If the answer is "yes" then see #2 below:
2.  CBC 11B-606.6 says "Lavatories when adjacent to a side wall or partition, shall be minimum 18 inches of the centerline of the fixture.
QUESTION:  Does this mean I can offset the sink so that its centerline is 18" away from the left/end wall, and 12" away from the 20" deep partition?

If "no", then how wide should the alcove be?   33 inches?   36 inches?


----------



## mark handler (Oct 29, 2016)

The 30 or 36 inch alcove should be centered on the sink.
No offsets.


----------



## Yikes (Oct 31, 2016)

mark handler said:


> The 30 or 36 inch alcove should be centered on the sink.
> No offsets.


Mark, that's what I was always taught, but I don't actually see that in CBC 11B .  
It says 18: from the side wall to the CL of sink, but it doesn't say the CL of sink must match the CL of the 30x48 manuevering space.
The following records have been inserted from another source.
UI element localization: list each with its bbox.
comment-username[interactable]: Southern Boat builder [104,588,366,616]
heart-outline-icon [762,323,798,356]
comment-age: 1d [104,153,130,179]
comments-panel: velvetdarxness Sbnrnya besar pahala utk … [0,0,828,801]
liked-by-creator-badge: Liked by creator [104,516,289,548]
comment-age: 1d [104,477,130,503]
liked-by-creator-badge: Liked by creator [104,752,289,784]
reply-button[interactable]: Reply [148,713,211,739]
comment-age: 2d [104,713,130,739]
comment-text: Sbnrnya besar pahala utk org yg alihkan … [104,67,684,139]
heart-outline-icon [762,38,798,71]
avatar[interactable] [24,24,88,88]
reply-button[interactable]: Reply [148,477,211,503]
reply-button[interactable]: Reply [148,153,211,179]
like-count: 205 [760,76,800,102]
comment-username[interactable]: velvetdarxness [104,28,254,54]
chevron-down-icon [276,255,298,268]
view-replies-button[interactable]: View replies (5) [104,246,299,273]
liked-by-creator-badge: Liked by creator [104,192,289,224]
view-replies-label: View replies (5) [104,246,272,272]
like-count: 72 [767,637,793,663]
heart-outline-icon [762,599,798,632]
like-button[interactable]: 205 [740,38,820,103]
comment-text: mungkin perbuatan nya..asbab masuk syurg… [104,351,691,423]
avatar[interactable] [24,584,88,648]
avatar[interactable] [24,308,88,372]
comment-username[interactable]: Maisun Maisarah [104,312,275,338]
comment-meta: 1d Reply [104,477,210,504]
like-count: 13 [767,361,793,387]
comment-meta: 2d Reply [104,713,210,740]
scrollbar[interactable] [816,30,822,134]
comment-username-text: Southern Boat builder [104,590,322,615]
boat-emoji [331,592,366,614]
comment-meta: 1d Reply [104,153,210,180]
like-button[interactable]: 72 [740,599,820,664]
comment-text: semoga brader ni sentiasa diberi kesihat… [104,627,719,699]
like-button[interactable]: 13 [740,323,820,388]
In fact, the old 2007 CBC fig. 11B-1B used to show the 30x48 space graphically offset from the CL of the sink.

(As an aside, depending on the manufacturer, "centerline of lavatory" may refer only to the bowl; it's entirely possible that the either the faucet or drain (or both) could be to the left or right of the centerline of the bowl.)


----------